It was not until the mid-1980’s that the scale of power MOSFET production was big enough to bring the costs of the power MOSFETs in line with bipolar transistors. It was then that IRF made its frontal assault on the bipolar transistor.
The target incumbent was Motorola, as they held the largest share of the bipolar transistor market. As a reaction to the onslaught of the MOSFET, Motorola initially deployed resources to scare potential MOSFET users. These scare tactics included rumors of reliability problems, high prices, and an unreliable supply chain.
Despite these attacks, the power MOSFET continued to gain acceptance into traditional applications where the bipolar transistor had previously held the dominant position. Recognizing the superiority of this new technology, Motorola launched its own power MOSFETs pledging to be agnostic between the two technologies -- “We make both, so buy from us” was their battle cry. The problem was, they didn’t make the best power MOSFETs, and eventually, lost the war between these two semiconductor materials.
Ironically, today power MOSFETs are the “king of the hill,” and GaN-on-Si power devices are the challengers. The early success of these GaN-based power transistors and integrated circuits initially came from the speed advantage of GaN compared with silicon. GaN-on-Si transistors switch is about 10 times faster than MOSFETs and 100 times faster than IGBTs.
Applications such as RF envelope tracking for 4G/LTE base stations and light detection and ranging (lidar) systems for autonomous cars, robots, drones, and security systems were the first volume applications to take full advantage of GaN’s high-speed switching ability. Since these early applications, the production volumes have grown, and now GaN power devices are at a point where the prices are equivalent (see figure 1) to the slower, bigger and aging power MOSFET components.

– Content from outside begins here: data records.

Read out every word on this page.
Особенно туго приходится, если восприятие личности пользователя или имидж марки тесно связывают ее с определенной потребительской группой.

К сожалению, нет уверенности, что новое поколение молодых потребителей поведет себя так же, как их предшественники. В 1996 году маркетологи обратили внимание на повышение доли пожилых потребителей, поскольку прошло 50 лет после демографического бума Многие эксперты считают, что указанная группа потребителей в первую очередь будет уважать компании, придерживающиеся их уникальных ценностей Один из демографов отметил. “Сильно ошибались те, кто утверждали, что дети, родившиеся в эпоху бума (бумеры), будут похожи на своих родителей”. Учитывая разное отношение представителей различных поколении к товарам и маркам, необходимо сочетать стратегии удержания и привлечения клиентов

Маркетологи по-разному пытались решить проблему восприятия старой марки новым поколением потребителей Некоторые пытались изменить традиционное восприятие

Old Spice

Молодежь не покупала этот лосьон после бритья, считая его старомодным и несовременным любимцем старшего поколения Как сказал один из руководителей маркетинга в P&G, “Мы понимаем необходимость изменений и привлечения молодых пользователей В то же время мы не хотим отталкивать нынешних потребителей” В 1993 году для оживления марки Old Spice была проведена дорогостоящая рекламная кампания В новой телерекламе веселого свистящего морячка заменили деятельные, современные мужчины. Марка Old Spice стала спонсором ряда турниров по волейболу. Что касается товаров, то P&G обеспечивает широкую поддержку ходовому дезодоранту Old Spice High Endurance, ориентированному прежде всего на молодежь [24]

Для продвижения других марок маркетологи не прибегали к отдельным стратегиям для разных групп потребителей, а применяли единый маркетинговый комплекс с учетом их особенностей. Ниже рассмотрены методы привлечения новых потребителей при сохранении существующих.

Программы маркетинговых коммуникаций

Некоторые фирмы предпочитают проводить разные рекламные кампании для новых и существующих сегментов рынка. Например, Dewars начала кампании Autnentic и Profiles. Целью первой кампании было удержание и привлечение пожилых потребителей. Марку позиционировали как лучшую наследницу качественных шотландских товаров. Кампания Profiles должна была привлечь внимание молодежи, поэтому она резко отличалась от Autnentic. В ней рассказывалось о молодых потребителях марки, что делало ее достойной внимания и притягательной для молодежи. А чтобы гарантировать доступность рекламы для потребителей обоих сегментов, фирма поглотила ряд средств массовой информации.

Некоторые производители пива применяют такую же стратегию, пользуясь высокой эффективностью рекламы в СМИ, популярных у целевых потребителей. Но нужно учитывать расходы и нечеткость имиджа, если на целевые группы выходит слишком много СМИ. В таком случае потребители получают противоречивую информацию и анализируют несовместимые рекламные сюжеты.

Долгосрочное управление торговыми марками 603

Thus, it is time for GaN’s frontal assault!
Figure 1: April 2019 distributor pricing survey result for 100 V rated eGaN FETs compared with equivalently rated power MOSFETs. Inside the red ovals are eGaN FET prices.
GaN’s first direct competitive assault against silicon MOSFETs came in late 2018 in a battle for 48 V DC-DC power supplies. Due to the significant improvements that GaN offers in switching performance and size reduction, power supply designers realized that GaN FETs could make higher power density and more efficient 48 V power supplies. these supplies are needed in high high-density computing applications for cloud computing, artificial intelligence, machine learning, and gaming applications. Record power density and efficiency could be realized with simple topologies such as the 900 W DC -DC converter using an LLC topology shown in figure 2. A power density of about 1700 W/in3 (104 W/cm3) are is achieved with an overall efficiency above 98%.
Figure 2: This 900 W DC-DC converter uses EPC2053 eGaN FETs on the nominal 48 V primary side and EPC2024 eGaN FETs on the nominal 12 V output secondary side at greater than 98% efficiency.
And then the automotive industry started to follow a similar path, opening another very large opportunity for GaN power devices.
Given the growing demand for electronically-driven functions within the vehicle, such as electric steering, electric air conditioning, electric suspension and a multitude of USB-C charging ports within modern cars and trucks, the traditional 14 V power distribution buses have been growing in size and weight at an alarming pace. A mild hybrid car today requires between 2 and 8 kW of electricity to be available. A 14 V, 8 kW distribution system requires wires to conduct 570 A. At 48 V that number is reduced to 170 A, which saves on the need for heavy and hard-to-manage wiring harnesses.
Recognizing the value in moving to a 48 V system, Tier-1 automotive electronics manufacturers are producing or planning to produce 48 V – 14 V bi-directional DC-DC power supplies to accommodate this new electrical architecture while maintaining compatibility with legacy 14 V systems. The simplest, lowest cost and most efficient solution today is the GaN FET-based buck/boost converter such as shown in figure 3.
Figure 3: A 97% efficient, 6 kW 48 V – 14 V bi-directional automotive-grade DC-DC buck/boost converter that uses 16 of EPC’s 100 V eGaN FETs.
The frontal assault on the power MOSFET has begun!
Today’s GaN FETs are improving rapidly in size and performance. Moreover, the current benchmark devices are still 300 times away from their theoretical performance limits. EPC has been shipping GaN transistors for a decade with over 100 billion hours of field experience with fewer failures than the mature power MOSFET.
Smaller, faster, reliabile, and comparably priced…at this point, there are few reasons not to use GaN FETs and ICs! Incumbent MOSFET producers, recognizing that their products are near their performance limits and a viable competitive solution is gaining traction, are already broadcasting vague warnings – scare tactics – of reliability issues and unreliable supply chains. They cite obsolete GaN pricing and performance comparisons. Already the defensive position that “we can do MOSFETs or GaN, we are agnostic” has reappeared from entrenched silicon manufacturers.
As Mark Twain allegedly said a century ago, “History doesn’t repeat itself, but it often rhymes.”